After much maneuvering in Washington, the state signed a letter of intent in October to transfer 220 acres to the Chickamauga and Chattanooga National Military Park. Now, through the efforts of leaders from the state, the city of Chattanooga and Hamilton County and a significant push from U.S. Rep. Zach Wamp, plans are taking shape to build a $30 million museum and educational center at the entrance to the park and to protect the numerous valuable archeological sites on Moccasin Bend.
While the idea of a national park emphasizing Native American heritage is not new, an ultimately 800-acre archeological and educational area across from downtown has the obvious potential to inject new tourist vigor into an area already noted for its family attractions. Early plans for the museum and a Trail of Tears Interpretive Center—on land bought from businessman Pete Serodin for $1.15 million—would make the center visible from the Tennessee Aquarium, the hub of Chattanooga’s growing tourism efforts.
City of Chattanooga officials say the average stay for visitors to the area is 2.5 days.
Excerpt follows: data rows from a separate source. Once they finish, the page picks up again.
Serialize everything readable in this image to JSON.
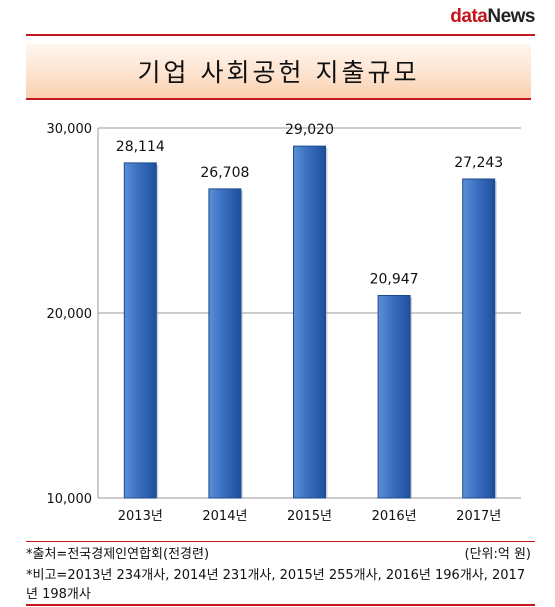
{
  "brand": {
    "prefix": "data",
    "suffix": "News"
  },
  "title": "기업 사회공헌 지출규모",
  "chart_data": {
    "type": "bar",
    "title": "기업 사회공헌 지출규모",
    "categories": [
      "2013년",
      "2014년",
      "2015년",
      "2016년",
      "2017년"
    ],
    "values": [
      28114,
      26708,
      29020,
      20947,
      27243
    ],
    "value_labels": [
      "28,114",
      "26,708",
      "29,020",
      "20,947",
      "27,243"
    ],
    "ylim": [
      10000,
      30000
    ],
    "yticks": [
      10000,
      20000,
      30000
    ],
    "ytick_labels": [
      "10,000",
      "20,000",
      "30,000"
    ],
    "grid": true,
    "bar_color": "#3a6fc0"
  },
  "footer": {
    "source": "*출처=전국경제인연합회(전경련)",
    "unit": "(단위:억 원)",
    "note": "*비고=2013년 234개사, 2014년 231개사, 2015년 255개사, 2016년 196개사, 2017년 198개사"
  }
}
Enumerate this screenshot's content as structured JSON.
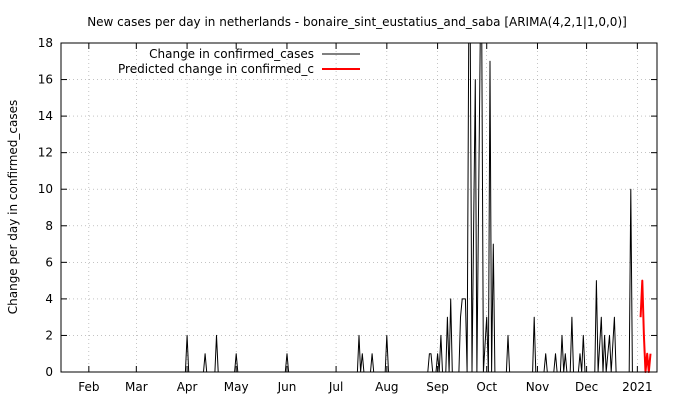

The addition of the Interpretive Center could lengthen a visit to Chatta- nooga by at least a half-day, enough to persuade day-trippers to stay overnight. The tourism potential of similar centers is best demonstrated by the Red Earth Museum in Oklahoma City, which draws more than 300,000 visitors a year for its collection of Native American artifacts and art; a few blocks away, a new American Indian Cultural Center is under construction on 600 acres donated by the city.
Late last year, Congress appropriated $400,000 for a development concept plan for the Moccasin Bend project, which Chattanooga Mayor Bob Corker terms “an important and distinctive asset.” Implementation could take as long as a year and will begin with a series of public meetings giving opportunities for input from interested parties, including Native Americans. Native American leaders initially wanted Moccasin Bend ceded back to the Cherokees because of the significant presence of Native American burial sites, but they mostly have come to accept the prospect of a national park and museum. They surely will be even more comfortable if Chattanoogan Harley Grant, a former chairman of the Tennessee Commission on Indian Affairs, is correct in expecting the center to induce private collectors and museums to return many artifacts taken from archeological sites on Moccasin Bend.
Archeological studies funded by the nonprofit Friends of Moccasin Bend National Park have found evidence that several groups of Cherokees set out from an assembly point at Ross’s Landing in downtown Chattanooga in 1838 during their forced exodus to the West, and some of these groups of Cherokees went across Moccasin Bend as they began their “Trail of Tears.”
Today, Shelley Andrews, executive director of Friends of Moccasin Bend National Park, says the Aquarium is very supportive of proposals to make a spot beside it on Ross’s Landing a dock for water taxis shuttling visitors to the entrance of national park. No doubt those trips will make a joyous contrast to the exodus there 167 years earlier.